ESTIMATED MARKET SHARE OF DEBIT AND CREDIT CARD ISSUERS, 2004 (%)
Debit Credit
cards cards
1 Barclays 16 16
2 Lloyds TSB 19 12
3 NatWest/RBS 15 16
4 HSBC 13 10
5 MBNA n/a 13
6 HBOS 8 12
7 Capital One n/a 6
8 Others 29 16
Source: Mintel
TOP 15 CREDIT CARD ADVERTISERS
May 03- May 02- % May 02-
Apr 04 Apr 03 change Apr 03
pounds m pounds m % share
1 Capital One 58.1 33.4 74 18.2
2 MBNA Europe Bank 38.6 27.3 41 12.1
3 Lloyds TSB 23.2 15.4 51 7.3
4 Barclays 22.0 5.3 314 6.9
5 Mint 21.1 13.9 52 6.6
6 Egg 20.7 12.5 66 6.5
7 Morgan Stanley 15.5 18.4 -16 4.8
8 American Express Europe 12.9 28.2 -54 4.0
9 Barclaycard Services 12.5 14.3 -13 3.9
10 MasterCard 10.7 15.0 -29 3.3
11 Goldfish 10.3 6.3 64 3.2
12 Marks & Spencer Money 8.1 n/a n/a 2.5
13 HBOS Card Services 8.1 13.7 -41 2.5
14 Royal Bank of Scotland 8.0 7.0 14 2.5
15 HFC Bank 6.9 9.2 -25 2.1
Total* 319.9 273.4 17 100
Source: NMR/Mintel *Total includes all advertisers
ANALYST COMMENT
Gordon Hill Head of financial services, Acxiom Data
Last year, experts predicted total saturation of the UK credit card market, with new brands advertising almost weekly.
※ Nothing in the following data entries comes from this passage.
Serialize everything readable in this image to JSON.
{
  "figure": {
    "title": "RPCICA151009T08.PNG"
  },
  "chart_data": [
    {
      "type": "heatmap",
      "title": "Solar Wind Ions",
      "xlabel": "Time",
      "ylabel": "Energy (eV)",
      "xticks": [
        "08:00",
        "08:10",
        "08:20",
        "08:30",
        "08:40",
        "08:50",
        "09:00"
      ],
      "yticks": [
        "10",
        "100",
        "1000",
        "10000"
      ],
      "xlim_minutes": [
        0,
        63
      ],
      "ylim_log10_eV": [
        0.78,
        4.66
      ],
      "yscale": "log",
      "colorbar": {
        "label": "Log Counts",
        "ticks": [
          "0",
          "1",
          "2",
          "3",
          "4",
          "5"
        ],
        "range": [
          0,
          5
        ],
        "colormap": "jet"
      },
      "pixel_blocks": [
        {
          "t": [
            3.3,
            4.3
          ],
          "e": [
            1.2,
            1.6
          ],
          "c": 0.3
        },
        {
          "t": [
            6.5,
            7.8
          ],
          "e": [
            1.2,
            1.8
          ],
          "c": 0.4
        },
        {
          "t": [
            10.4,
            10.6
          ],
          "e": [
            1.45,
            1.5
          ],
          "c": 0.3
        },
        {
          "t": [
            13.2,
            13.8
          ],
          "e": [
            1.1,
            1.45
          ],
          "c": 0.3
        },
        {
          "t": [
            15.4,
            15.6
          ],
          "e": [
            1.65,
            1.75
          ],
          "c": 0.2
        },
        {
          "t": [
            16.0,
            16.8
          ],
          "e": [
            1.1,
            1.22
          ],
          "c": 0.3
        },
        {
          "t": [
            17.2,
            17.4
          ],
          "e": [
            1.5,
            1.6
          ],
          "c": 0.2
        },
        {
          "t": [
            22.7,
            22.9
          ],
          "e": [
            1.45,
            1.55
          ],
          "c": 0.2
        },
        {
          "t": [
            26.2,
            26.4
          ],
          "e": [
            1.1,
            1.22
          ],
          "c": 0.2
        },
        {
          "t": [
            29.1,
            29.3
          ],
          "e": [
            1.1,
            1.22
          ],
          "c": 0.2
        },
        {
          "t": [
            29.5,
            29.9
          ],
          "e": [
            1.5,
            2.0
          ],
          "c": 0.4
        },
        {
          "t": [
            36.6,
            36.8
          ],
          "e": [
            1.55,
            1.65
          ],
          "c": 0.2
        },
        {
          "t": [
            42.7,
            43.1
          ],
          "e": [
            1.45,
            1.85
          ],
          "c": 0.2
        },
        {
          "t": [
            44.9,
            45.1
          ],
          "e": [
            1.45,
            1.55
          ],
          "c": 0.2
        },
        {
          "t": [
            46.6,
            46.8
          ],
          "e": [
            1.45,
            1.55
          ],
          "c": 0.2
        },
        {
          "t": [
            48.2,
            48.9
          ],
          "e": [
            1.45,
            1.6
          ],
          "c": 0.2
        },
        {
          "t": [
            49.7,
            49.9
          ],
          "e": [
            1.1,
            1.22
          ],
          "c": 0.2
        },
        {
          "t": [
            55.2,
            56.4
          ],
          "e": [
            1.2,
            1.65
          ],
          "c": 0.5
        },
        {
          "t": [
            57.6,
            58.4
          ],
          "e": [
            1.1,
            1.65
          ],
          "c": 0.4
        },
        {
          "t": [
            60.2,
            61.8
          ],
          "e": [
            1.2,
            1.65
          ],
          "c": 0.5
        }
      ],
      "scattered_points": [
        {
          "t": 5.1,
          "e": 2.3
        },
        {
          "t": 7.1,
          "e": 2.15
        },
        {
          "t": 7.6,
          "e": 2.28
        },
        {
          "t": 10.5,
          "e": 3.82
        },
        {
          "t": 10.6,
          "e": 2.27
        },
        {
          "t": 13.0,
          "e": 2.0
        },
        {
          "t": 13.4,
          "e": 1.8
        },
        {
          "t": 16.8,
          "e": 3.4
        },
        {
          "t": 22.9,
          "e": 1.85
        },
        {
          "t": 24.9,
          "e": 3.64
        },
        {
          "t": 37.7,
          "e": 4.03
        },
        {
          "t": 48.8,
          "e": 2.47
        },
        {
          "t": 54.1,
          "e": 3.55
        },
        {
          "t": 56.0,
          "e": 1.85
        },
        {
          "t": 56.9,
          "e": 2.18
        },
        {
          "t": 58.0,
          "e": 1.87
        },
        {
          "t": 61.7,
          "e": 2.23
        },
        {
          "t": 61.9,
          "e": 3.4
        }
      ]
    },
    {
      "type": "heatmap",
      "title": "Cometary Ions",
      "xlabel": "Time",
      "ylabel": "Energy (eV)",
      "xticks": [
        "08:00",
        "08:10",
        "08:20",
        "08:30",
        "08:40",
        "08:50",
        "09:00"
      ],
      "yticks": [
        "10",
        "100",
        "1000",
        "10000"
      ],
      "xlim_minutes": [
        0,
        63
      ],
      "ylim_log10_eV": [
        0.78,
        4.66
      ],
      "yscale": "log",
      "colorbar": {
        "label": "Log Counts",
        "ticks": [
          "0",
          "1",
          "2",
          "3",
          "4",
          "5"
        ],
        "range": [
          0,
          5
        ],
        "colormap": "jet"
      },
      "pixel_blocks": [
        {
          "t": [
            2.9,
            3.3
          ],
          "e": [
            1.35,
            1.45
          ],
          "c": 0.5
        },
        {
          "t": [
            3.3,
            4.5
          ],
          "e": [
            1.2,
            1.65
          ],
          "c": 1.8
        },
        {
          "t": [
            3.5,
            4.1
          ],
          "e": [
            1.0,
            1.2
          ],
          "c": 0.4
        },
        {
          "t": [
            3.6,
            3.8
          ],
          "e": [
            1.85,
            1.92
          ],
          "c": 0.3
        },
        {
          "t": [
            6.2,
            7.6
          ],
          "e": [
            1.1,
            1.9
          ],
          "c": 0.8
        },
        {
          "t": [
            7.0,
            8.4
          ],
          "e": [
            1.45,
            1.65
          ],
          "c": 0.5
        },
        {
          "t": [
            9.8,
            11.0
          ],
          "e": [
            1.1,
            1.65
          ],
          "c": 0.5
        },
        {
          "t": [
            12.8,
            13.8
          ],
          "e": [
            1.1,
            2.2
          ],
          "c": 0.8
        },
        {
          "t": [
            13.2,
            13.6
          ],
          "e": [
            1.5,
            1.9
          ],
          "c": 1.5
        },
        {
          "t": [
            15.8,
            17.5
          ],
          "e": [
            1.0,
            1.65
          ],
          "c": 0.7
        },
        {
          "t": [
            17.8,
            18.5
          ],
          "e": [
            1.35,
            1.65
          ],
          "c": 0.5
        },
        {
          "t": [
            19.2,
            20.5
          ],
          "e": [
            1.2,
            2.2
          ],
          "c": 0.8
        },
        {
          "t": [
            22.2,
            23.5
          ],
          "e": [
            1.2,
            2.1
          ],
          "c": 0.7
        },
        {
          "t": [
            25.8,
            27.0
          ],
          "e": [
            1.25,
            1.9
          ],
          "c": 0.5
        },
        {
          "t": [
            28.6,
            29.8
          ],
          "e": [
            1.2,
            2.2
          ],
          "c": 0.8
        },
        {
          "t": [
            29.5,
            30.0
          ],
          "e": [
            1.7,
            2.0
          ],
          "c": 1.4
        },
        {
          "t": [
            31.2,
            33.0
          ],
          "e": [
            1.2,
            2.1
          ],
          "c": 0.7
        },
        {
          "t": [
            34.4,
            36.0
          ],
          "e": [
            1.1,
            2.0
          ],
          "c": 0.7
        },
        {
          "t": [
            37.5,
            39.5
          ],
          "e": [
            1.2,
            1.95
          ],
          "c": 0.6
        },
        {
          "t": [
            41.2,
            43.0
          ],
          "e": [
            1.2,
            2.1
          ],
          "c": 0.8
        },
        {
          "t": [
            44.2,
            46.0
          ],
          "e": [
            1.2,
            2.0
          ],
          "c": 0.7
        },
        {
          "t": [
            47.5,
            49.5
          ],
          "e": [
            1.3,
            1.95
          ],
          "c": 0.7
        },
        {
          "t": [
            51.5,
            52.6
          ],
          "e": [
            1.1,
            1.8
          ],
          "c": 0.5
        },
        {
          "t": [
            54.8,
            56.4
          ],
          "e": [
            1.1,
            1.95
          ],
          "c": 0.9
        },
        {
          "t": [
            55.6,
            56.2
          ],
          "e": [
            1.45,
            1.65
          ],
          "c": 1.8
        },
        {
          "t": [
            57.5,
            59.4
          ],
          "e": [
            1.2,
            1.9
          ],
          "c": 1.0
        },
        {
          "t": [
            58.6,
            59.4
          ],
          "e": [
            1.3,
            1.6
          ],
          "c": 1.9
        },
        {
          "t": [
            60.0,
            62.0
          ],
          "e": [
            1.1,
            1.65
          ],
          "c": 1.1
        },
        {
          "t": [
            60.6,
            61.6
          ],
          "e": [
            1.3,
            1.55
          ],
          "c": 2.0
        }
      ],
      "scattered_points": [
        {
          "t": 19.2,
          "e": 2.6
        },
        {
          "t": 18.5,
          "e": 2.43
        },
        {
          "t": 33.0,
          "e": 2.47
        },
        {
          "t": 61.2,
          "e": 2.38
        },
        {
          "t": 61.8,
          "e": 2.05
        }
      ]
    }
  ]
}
But most survived and there are some 40m cards in use. The tug-of-war between customer acquisition and retention is toughly fought, but with attrition rates of up to 30%, keeping customers is key.
Acxiom's 'National Shoppers Survey' reports that customers of Marbles, Mint, Egg and Capital One are the most prolific card switchers, with 27%-31% considering change. Conversely, customer loyalty is at its highest at NatWest, HSBC, Lloyds TSB and Goldfish, where 63% of customers are unlikely to switch.
A major development has been the interest-free balance transfer period first introduced by Capital One. Though effective for customer acquisition, it has created a nomadic group who switch from one offer to the next in a state of permanent free credit. Tough new government regulations limiting firms to only advertise interest rates available to most customers may curb such offers and some brands are already testing other incentives.
Encouraging maximum spend is the second priority. Morgan Stanley customers have the highest revolving balance values (more than £1000 a month), followed by Mint and Marbles.
There is an interesting correlation between balance and intention to switch: those attracting most customers with a monthly balance of less than £500 include Lloyds TSB and BarclayCard.
The new phenomenon seems to be the market for people who have found it hard to get these facilities, typically due to bad credit. It is a high-risk strategy that is paying off for many new players. According to PricewaterhouseCoopers, it is a market involving 8m consumers.